Blocos do Farol de Alexandria são resgatados após mais de 1000 anos
Erguido na entrada do antigo porto de Alexandria, o Farol de Alexandria continua a despertar grande interesse, séculos após seu desmoronamento.
Erguido na entrada do antigo porto de Alexandria, o Farol de Alexandria continua a despertar grande interesse, séculos após seu desmoronamento.
A partir de blocos de granito submersos e de registros históricos, arqueólogos e engenheiros digitais vêm reconstruindo virtualmente esse monumento, unindo tecnologia de ponta, mergulho científico e história.
Por que o Farol de Alexandria ainda é tão importante?
Listada como uma das Sete Maravilhas do Mundo, a torre funcionou por séculos como referência para embarcações no Mediterrâneo oriental.
Construído no período helenístico, durante a dinastia ptolemaica, combinava técnicas gregas e símbolos egípcios, refletindo a mistura cultural da cidade. Além de orientar navios, o farol tinha forte função política, projetando poder e domínio técnico.
Relatos de viajantes descrevem escadarias internas, salas e passagens complexas, sugerindo um edifício de grande porte, com plataformas e sistema para sustentar fogo ou reflexos luminosos usados na sinalização marítima.

Como a arqueologia digital contribui para a reconstrução do farol?
A reconstrução atual depende da chamada arqueologia digital, que substitui o transporte físico de blocos pesados por registros em 3D.
Equipes utilizam câmeras subaquáticas, veículos robóticos e softwares de fotogrametria para registrar cada pedra com precisão, preservando virtualmente bordas, marcas de ferramentas e fraturas.
Com esses dados, programas de modelagem testam possíveis encaixes e configuram um modelo tridimensional coerente. Simulações avaliam esforços estruturais, estabilidade e reação a abalos sísmicos, permitindo propor hipóteses mais sólidas sobre altura, forma geral e disposição interna da construção.

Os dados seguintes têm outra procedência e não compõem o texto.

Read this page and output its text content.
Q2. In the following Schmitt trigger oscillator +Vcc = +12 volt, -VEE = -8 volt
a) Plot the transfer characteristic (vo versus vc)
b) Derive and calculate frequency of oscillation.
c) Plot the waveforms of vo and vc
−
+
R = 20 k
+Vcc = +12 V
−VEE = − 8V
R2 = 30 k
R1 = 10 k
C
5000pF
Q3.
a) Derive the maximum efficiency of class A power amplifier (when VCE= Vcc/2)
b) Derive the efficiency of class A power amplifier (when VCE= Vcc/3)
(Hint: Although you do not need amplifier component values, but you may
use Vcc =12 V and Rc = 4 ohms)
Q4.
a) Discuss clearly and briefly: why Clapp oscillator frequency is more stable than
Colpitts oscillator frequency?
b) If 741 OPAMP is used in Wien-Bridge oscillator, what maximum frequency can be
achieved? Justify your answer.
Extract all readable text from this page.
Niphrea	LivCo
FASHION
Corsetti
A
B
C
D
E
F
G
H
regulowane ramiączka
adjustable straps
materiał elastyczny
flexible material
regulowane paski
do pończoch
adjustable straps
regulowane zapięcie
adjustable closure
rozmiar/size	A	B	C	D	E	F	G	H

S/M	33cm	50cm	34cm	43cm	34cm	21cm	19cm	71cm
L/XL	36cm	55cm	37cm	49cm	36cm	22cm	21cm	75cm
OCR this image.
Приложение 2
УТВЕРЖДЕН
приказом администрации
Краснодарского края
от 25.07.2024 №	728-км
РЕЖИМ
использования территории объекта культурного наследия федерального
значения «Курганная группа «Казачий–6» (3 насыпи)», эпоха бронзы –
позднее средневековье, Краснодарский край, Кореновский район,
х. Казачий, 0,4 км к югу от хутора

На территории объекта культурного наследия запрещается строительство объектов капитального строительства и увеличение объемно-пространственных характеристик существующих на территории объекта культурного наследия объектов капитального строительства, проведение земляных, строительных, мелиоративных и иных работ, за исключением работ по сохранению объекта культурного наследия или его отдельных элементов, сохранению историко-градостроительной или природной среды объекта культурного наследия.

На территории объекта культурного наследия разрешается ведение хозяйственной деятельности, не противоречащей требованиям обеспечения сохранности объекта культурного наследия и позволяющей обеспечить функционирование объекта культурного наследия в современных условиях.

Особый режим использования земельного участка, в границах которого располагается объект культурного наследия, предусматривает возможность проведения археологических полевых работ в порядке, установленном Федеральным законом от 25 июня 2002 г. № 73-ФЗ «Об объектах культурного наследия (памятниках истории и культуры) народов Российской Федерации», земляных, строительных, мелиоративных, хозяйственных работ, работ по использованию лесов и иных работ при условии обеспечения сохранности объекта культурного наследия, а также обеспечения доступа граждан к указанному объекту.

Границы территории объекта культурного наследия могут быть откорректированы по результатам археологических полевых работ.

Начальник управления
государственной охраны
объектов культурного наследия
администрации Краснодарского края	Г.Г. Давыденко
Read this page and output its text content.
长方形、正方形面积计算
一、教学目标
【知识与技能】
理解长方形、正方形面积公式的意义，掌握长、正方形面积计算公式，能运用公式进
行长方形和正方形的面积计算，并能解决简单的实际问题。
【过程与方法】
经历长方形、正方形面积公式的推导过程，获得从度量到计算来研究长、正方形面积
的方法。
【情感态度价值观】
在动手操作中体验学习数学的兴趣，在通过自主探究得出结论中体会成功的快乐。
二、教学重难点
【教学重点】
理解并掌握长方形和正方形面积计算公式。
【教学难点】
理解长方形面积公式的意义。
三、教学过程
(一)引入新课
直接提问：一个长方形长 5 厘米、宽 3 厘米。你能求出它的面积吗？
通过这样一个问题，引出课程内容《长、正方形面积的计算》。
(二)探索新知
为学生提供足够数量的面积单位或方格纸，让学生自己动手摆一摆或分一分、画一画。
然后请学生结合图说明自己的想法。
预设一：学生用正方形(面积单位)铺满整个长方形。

Quais etapas compõem o trabalho de mapeamento e modelagem?
O processo de reconstituição virtual segue etapas bem definidas, que integram prospecção subaquática, análise de materiais e testes de engenharia. A sequência abaixo resume as principais ações realizadas pelas equipes de pesquisa.
- Mapeamento detalhado do fundo do mar na área do antigo farol.
- Registro em 3D de blocos de granito e calcário por fotogrametria.
- Análise das superfícies para identificar encaixes, funções e ornamentação.
- Simulações digitais de montagem, esforços estruturais e terremotos.
- Criação de visualizações virtuais acessíveis a público e especialistas.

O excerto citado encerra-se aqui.